Plusieurs pays envisagent d’obliger les réseaux sociaux à se montrer plus efficaces dans la modération des contenus. | Jeff Chiu / AP

L’Allemagne menaçait les réseaux sociaux de légiférer depuis plusieurs mois : la première étape a désormais été franchie. Vendredi 30 juin, les parlementaires allemands ont voté une loi imposant à ces plateformes de supprimer certains contenus moins de vingt-quatre heures après leur signalement par les internautes. Le texte concerne les propos racistes ou antisémites, les incitations à la haine, la propagande terroriste, la pédopornographie mais aussi les fausses informations.

Les contrevenants s’exposent à une amende pouvant aller jusqu’à 50 millions d’euros. La loi prévoit aussi la possibilité de condamner la personne nommée responsable de ce sujet dans l’entreprise, jusqu’à 5 millions d’euros. Qui plus est, ces plateformes devront fournir, tous les six mois, un rapport sur le nombre de signalements reçus et la façon dont elles les ont traités. Cette loi doit encore être approuvée par la chambre haute du Parlement avant d’entrer en vigueur.

Inquiétudes pour la liberté d’expression

L’Allemagne, dont la loi condamne déjà fortement les appels à la haine, les menaces et la diffamation, a vu déferler ces derniers mois sur les réseaux sociaux des messages racistes et haineux liés au contexte migratoire et aux attentats. L’inquiétude a grandi après l’élection de Donald Trump à la Maison Blanche, qui a aussi fait émerger un débat sur l’influence des fausses informations, massivement partagées sur les réseaux sociaux. Une question qui inquiète l’Allemagne, à quelques mois des élections législatives de septembre.

Dans un communiqué, Facebook a estimé que la loi allemande, si elle entrait en vigueur, n’allait « pas améliorer » la situation, évoquant « une absence de consultation qui ne fait pas justice à l’importance du sujet ». « Nous continuerons à faire tout ce que nous pouvons », a affirmé l’entreprise, en rappelant qu’elle embauchait 3 000 personnes supplémentaires dans son équipe de modération, jusqu’ici composée de 4 500 personnes.

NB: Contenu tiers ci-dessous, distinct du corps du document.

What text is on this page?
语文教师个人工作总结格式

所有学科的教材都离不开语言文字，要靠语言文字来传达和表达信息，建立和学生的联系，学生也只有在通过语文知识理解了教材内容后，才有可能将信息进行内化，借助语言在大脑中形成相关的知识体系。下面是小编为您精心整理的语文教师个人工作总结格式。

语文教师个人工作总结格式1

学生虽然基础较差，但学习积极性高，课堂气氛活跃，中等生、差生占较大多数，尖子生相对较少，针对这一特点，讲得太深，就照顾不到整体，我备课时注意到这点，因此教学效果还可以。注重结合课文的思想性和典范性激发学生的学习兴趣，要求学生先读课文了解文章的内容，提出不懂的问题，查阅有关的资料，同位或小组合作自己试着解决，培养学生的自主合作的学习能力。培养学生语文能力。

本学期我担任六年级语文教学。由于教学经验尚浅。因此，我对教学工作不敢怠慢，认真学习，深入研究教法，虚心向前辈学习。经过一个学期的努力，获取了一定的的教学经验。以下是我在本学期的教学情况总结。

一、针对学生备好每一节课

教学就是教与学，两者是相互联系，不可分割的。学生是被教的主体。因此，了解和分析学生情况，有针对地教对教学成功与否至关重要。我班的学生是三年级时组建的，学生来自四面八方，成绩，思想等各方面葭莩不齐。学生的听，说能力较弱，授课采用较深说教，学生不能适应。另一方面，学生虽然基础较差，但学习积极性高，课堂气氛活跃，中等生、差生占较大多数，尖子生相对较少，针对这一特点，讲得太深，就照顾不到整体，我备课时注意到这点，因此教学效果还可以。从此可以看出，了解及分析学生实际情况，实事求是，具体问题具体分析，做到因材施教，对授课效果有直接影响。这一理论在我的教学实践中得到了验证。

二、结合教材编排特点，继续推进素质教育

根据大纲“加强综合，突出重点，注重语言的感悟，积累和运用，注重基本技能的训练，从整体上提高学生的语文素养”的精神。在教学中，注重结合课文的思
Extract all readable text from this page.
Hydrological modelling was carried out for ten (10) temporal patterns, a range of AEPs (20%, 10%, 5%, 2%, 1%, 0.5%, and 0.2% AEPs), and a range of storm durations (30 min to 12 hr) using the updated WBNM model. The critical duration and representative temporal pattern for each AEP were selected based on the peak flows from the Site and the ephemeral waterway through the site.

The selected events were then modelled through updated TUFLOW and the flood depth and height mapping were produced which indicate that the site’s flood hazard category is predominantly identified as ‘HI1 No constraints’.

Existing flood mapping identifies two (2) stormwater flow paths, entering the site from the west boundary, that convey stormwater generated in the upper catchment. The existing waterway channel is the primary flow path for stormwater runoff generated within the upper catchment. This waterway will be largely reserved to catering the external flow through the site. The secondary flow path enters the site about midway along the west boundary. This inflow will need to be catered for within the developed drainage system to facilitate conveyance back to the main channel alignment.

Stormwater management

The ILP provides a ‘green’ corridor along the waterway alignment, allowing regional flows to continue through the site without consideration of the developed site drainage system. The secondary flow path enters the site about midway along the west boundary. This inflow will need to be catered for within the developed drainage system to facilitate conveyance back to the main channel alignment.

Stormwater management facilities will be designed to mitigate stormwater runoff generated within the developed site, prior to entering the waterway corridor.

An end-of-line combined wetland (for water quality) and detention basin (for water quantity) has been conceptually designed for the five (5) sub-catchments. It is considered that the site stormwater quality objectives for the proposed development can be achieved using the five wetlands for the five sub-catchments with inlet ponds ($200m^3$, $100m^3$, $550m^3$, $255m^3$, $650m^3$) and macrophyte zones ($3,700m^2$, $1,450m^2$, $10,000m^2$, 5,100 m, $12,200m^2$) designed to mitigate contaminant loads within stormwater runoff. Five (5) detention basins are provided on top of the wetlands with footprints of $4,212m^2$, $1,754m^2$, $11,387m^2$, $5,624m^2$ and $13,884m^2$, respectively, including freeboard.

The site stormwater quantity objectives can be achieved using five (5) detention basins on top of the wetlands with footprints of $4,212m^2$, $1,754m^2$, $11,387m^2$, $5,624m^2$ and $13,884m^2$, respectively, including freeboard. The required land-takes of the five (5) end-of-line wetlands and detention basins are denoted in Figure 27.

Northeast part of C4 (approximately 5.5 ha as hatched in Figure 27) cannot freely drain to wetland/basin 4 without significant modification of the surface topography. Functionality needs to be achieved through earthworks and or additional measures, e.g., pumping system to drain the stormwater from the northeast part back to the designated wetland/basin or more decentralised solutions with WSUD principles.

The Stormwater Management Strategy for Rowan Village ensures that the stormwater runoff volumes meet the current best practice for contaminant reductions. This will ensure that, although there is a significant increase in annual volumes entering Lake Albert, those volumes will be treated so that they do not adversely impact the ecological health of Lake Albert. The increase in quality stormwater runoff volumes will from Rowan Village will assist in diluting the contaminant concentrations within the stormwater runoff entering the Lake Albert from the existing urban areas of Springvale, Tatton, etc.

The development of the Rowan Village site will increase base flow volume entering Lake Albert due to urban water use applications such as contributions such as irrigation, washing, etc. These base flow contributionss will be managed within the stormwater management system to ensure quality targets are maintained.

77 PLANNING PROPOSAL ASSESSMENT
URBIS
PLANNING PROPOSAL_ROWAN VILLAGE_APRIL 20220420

La question est complexe : si certaines associations de défense des minorités se réjouissent de cette loi, d’autres critiquent le fait que l’on délègue à des entreprises privées l’application de la censure, et redoutent une atteinte à la liberté d’expression. « Les menaces de mort et les insultes, l’incitation à la haine ou la négation de l’Holocauste ne font pas partie de la liberté d’expression, estime de son côté le ministre de la justice allemand, Heiko Maas, à l’origine de ce texte. Elles constituent au contraire une atteinte à la liberté d’opinion d’autrui. »

La première ministre britannique veut légiférer

D’autres pays envisagent, eux aussi, de légiférer. Theresa May, la première ministre britannique, a fait savoir qu’elle souhaitait que les géants du Web puissent être condamnés à de lourdes amendes s’ils ne supprimaient pas rapidement les contenus extrémistes.

Mais mercredi dernier, lors d’une conférence sur le terrorisme et les réseaux sociaux, le nouveau contrôleur indépendant de la législation antiterroriste, récemment nommé par le gouvernement britannique, également conseiller de la reine, a fermement critiqué cette idée :

« Je ne vois pas en quoi cela pourrait aider que notre Parlement criminalise les responsables des entreprises tech qui “n’en font pas assez”. Quelle est la sanction appropriée ? Nous ne vivons pas en Chine, où l’Internet peut tout simplement être coupé chez des millions de personnes si le gouvernement le décide. Notre société démocratique ne peut pas être traitée de cette manière. »

Dans des propos rapportés par le Times, Max Hill craint aussi que ce type de législation agace les géants du Web et les éloigne des autorités, alors même que leur coopération sur ces sujets lui paraît indispensable. Il redoute également que les contenus problématiques finissent par être publiés sur d’autres réseaux plus obscurs, compliquant le travail des services de renseignement et des enquêteurs.